Философские основания XX века
Философские основания XX века
Впервые: Aspekte der Modernit?t. Hrsg. H.Steffen. Gottingen, 1965» S.77—101.Перевод выполнен по изданию: Seminar: Philosophische Hermeneutik.Hrsg. H. G. Gadamer, G.Boehm. Frankfurt am M., 1976, S. 316–326. Сверен В. В. Бибихиным.

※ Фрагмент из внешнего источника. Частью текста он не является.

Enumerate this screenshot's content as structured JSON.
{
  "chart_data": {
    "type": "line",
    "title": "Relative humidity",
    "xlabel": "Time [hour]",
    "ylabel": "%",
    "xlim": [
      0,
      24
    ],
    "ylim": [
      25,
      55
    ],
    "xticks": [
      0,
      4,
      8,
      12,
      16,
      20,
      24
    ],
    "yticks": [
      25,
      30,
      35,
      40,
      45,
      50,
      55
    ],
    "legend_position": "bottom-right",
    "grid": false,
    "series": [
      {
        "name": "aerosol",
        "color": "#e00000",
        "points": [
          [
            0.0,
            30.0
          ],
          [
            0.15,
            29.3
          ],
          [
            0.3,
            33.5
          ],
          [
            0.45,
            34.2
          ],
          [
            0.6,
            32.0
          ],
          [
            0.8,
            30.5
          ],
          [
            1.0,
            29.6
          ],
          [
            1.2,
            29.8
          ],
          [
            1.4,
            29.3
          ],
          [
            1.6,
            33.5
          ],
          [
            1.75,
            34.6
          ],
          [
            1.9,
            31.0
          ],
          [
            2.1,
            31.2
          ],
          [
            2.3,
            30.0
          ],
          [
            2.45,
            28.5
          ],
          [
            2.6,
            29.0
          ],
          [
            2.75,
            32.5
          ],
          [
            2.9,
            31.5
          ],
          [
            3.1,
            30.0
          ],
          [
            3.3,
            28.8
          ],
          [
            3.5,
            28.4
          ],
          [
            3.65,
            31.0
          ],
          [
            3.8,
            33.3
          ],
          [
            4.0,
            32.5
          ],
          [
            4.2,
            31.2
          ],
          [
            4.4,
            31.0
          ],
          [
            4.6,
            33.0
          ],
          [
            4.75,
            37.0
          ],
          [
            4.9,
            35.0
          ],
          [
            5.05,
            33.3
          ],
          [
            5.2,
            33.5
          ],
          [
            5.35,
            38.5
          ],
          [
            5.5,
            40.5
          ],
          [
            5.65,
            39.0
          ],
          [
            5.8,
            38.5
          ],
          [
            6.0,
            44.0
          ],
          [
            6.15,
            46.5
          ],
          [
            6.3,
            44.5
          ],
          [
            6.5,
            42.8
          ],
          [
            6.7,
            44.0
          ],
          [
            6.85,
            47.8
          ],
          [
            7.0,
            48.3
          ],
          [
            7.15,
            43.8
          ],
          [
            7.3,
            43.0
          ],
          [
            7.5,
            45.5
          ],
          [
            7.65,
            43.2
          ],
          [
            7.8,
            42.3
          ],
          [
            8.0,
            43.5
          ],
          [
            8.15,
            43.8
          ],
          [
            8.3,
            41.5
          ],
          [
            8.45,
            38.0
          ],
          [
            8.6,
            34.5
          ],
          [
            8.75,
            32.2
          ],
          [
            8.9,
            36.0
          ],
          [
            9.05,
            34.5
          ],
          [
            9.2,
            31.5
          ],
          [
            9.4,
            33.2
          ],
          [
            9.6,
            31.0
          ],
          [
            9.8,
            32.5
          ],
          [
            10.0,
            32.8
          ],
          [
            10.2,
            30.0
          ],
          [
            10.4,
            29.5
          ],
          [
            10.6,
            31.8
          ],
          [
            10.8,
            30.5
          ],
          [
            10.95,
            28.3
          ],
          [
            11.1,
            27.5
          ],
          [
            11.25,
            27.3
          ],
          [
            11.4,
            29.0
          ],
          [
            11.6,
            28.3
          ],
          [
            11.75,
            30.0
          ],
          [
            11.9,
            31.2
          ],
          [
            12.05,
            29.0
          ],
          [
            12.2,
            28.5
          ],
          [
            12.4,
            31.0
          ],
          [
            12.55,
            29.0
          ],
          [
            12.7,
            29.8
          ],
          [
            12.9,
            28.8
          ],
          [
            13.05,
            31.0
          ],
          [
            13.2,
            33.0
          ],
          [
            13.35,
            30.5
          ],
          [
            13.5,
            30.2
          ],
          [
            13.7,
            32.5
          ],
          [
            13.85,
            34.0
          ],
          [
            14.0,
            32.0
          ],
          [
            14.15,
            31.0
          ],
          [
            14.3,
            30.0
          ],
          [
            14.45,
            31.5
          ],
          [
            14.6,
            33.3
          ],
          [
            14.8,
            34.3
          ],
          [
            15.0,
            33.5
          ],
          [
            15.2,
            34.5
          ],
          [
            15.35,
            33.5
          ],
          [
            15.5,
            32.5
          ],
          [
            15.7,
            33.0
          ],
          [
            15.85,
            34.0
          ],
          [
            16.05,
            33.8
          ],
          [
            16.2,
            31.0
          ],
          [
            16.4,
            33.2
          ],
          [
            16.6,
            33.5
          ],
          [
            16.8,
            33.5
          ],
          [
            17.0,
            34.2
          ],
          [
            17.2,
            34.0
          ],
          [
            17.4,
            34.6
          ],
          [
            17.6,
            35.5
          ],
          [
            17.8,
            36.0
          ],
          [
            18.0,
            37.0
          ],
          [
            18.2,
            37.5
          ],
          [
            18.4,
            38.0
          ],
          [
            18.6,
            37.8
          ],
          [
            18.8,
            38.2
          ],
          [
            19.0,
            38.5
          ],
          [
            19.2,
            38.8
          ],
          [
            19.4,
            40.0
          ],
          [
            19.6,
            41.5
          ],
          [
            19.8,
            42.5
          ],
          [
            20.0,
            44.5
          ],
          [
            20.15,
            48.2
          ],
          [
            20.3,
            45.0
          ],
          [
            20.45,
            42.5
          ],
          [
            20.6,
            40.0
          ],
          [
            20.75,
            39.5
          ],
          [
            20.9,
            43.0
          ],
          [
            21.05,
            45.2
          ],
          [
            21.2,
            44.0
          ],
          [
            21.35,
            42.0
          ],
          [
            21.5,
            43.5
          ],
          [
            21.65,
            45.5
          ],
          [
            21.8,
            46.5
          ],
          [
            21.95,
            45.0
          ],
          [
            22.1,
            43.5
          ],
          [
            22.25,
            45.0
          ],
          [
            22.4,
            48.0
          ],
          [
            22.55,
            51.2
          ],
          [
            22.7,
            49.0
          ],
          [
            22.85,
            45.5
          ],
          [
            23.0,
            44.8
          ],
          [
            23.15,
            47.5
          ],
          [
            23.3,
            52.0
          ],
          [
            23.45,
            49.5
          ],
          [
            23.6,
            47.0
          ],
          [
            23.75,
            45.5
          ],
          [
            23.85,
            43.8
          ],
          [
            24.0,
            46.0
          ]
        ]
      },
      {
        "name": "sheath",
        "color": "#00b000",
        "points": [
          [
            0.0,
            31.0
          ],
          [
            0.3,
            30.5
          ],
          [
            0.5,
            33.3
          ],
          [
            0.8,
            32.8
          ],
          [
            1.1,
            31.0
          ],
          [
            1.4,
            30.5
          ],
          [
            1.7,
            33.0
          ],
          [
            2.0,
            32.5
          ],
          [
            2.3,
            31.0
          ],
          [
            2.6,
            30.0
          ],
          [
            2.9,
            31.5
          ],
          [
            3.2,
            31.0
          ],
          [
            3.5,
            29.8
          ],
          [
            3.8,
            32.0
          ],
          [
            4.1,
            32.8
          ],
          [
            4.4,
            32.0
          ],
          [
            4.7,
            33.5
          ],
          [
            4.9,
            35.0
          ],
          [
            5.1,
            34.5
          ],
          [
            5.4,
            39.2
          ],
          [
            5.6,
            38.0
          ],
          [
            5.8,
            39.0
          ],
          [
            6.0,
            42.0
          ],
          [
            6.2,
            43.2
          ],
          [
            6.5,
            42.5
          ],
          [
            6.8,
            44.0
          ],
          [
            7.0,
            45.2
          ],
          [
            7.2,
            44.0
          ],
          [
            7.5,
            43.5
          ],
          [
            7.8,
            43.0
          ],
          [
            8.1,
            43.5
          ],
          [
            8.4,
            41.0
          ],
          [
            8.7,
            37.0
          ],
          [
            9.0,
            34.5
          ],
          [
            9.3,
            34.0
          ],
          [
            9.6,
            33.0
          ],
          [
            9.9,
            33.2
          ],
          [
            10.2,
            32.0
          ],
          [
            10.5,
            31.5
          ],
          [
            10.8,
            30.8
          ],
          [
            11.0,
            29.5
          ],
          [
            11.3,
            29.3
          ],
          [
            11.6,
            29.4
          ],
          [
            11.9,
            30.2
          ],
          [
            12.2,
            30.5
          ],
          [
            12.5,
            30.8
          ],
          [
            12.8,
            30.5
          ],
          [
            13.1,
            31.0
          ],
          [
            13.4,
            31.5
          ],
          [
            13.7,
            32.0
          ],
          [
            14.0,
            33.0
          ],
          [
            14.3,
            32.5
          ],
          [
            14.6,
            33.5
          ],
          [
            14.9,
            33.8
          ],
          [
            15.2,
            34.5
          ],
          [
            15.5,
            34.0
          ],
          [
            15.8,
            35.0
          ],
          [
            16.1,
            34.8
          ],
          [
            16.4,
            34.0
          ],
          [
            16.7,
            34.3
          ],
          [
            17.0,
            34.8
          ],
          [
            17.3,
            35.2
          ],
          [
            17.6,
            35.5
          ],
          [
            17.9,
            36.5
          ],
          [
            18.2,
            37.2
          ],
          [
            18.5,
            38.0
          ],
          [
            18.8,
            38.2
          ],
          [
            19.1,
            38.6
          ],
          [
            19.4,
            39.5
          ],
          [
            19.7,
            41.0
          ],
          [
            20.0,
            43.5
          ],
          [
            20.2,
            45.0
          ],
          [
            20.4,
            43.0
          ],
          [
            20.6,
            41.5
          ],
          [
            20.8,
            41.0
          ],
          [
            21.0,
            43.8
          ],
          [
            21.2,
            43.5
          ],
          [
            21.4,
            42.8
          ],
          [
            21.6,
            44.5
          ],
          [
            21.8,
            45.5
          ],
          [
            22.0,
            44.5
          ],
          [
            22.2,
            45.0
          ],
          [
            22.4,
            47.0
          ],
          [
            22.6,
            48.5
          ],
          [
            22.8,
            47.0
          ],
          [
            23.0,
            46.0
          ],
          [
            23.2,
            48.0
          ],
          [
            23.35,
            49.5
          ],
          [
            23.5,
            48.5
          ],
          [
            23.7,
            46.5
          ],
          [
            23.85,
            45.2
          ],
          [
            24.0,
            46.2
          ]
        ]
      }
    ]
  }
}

Перевод В. С. Малахова, 1991 г.
Философская ситуация нашего столетия восходит в конечном счете к той критике понятия сознания, начало которой было положено Ницше[15]. В чем ее отличие от критики понятия субъективного духа, предпринятой Гегелем? Ответить на этот вопрос нелегко. Можно, пожалуй, привести доводы следующего порядка. То обстоятельство, что сознание и предмет сознания — это не два изолированных друг от друга мира, нигде не осознавалось так хорошо, как в немецком идеализме. Немецкий идеализм даже слово нашел для этого, выработав понятие «философия тождества». Он показал, что сознание и предмет суть две взаимосвязанные стороны одного целого и что всякий отрыв чистого сознания от чистой объективности есть не что иное, как догматизм мысли. Драма духа, развертывающаяся в гегелевской «Феноменологии», состоит как раз в постепенном осознании того, что всякое сознание, мыслящее некоторый предмет, само изменяется, но вместе с тем необходимым образом изменяет и свой предмет и что истина познается лишь в результате полного снятия предметности мышления в «абсолютном» знании. Не является ли критика понятия субъекта, предпринимаемая нашим столетием[16], лишь простым повторением того, что было достигнуто немецким идеализмом — с той, разумеется, оговоркой, что критика эта несопоставимо ниже по абстрагирующей способности и лишена той созерцательной силы, что прежде была присуща понятию? Дело, однако, обстоит не так. Критика субъективного духа в наш век носит в некоторых решающих моментах иной характер потому, что она уже не может отмахнуться от вопросов, поставленных Ницше. Есть три пункта первостепенной важности, по которым идет разоблачение наивных допущений немецкого идеализма, не принимаемых современным мышлением. Это, во-первых, наивность полагания, во-вторых, наивность рефлексии и, в-третьих, наивность понятия.
Начнем с наивности полагания. Вся логика, со времен Аристотеля, построена на понятии apophansis, то есть высказывания-суждения. В классическом пассаже Аристотель подчеркивает, что его занимает исключительно «апофанти- ческий» логос, то есть такие виды речи, в которых дело идет лишь об истинном или ложном бытии, и оставляет в стороне такие явления, как проеьба, приказание или вопрос, так как они, хотя и представляют собой виды речи, не имеют дела с чистым раскрытием сущего, а значит, не имеют отношения к истинному бытию. Аристотель обосновывает тем самым приоритет «суждения» в сфере логики. В новой философии такое понятие высказывания сопряжено с понятием «суждение восприятия». Чистому высказыванию соответствует чистое восприятие; но оба эти понятия в нашем зараженном ницшевскими сомнениями веке оказались не более как хрупкими абстракциями, не выдержавшими феноменологической критики. Ни чистого восприятия, ни чистого высказывания не существует.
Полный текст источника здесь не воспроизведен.